眠たそうな眼をやっと開いているようで、失礼だがいかにもまともな職を失ったその後といった感じだった。

( ^ω^)「あの、最近ここら辺で変わった動物を――」
/ ,' 3「……」
( ^ω^)「あの……?」



91: 以下、名無しにかわりましてVIPがお送りします。 :2007/11/10(土) 20:08:04.27 ID:fmfm7D9O0
言いかけて、僕は男性がおかしな表情をしていることに気付く。
ぽかんと口を半開きにして、僕を見る目が点になっている。なんだか、変なものでも見るような顔つきだ。

別におかしな言動はしていないはず……もしかして、僕の格好を見てそんな風になっているんだろうか。

確かに、僕の服装を訝しげな目で見る人は少なくない。ここに来るまでに何度か視線も感じている。
それも、別に今日だけの話じゃない。依頼主の長岡さんだって、本当は気を使って何も言わなかったのかもしれない。
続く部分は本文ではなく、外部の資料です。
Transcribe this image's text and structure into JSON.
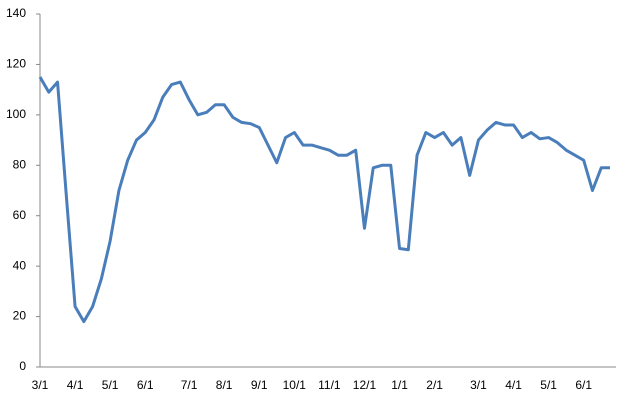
{
  "chart_data": {
    "type": "line",
    "categories": [
      "3/1",
      null,
      null,
      null,
      "4/1",
      null,
      null,
      null,
      "5/1",
      null,
      null,
      null,
      "6/1",
      null,
      null,
      null,
      null,
      "7/1",
      null,
      null,
      null,
      "8/1",
      null,
      null,
      null,
      "9/1",
      null,
      null,
      null,
      "10/1",
      null,
      null,
      null,
      "11/1",
      null,
      null,
      null,
      "12/1",
      null,
      null,
      null,
      "1/1",
      null,
      null,
      null,
      "2/1",
      null,
      null,
      null,
      null,
      "3/1",
      null,
      null,
      null,
      "4/1",
      null,
      null,
      null,
      "5/1",
      null,
      null,
      null,
      "6/1",
      null,
      null,
      null
    ],
    "series": [
      {
        "color": "#4a7ebb",
        "values": [
          115,
          109,
          113,
          68,
          24,
          18,
          24,
          35,
          50,
          70,
          82,
          90,
          93,
          98,
          107,
          112,
          113,
          106,
          100,
          101,
          104,
          104,
          99,
          97,
          96.5,
          95,
          88,
          81,
          91,
          93,
          88,
          88,
          87,
          86,
          84,
          84,
          86,
          55,
          79,
          80,
          80,
          47,
          46.5,
          84,
          93,
          91,
          93,
          88,
          91,
          76,
          90,
          94,
          97,
          96,
          96,
          91,
          93,
          90.5,
          91,
          89,
          86,
          84,
          82,
          70,
          79,
          79
        ]
      }
    ],
    "ylim": [
      0,
      140
    ],
    "yticks": [
      0,
      20,
      40,
      60,
      80,
      100,
      120,
      140
    ],
    "grid": false
  }
}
しかし、これはわざわざ色んな古着屋を回って一着一着品定めして、やっと見つけた代物なのだ。
それに、自分に気合を入れるという意味合いだってある。値段は安いが、僕にはとても価値のある一張羅だ。

だから……頼むからそんな目で見ないで欲しい。

(;^ω^)「……そんなにおかしいですかお」
/ ,' 3「え? ああスマンね、話しかけてくる奴なんて滅多にいないもんだから」

そう言って、男性はある意味自嘲するかのように小さく笑う。
どうやら話しかけられたのが相当珍しかったようだ。聞けば、話しかけられるどころか素通りされるのがほとんどらしい。

なんだか、男性は笑い方一つにも年季を感じるようで、ほんの少しだけこの人の人生を垣間見たような錯覚に陥る。
少しだけ身の上話を聞いてみたくなったが、すぐに思い止まった。聞いたところで、どうせ僕に深く理解できるはずもない。
僕は雑念を振り払うかのように、男性に同じ質問を繰り返した。

( ^ω^)「最近……ここ二日ぐらいで、おかしな動物を見ませんでしたかお?」
/ ,' 3「動物……?」

男性の眉間にぐっと皺が寄り、黒目がぎょろぎょろと上方を彷徨う。
加えて、白髪が混じった頭をぼりぼりと掻き始めた。この男性の癖なんだろうか、ぱらぱらとふけが宙を舞う。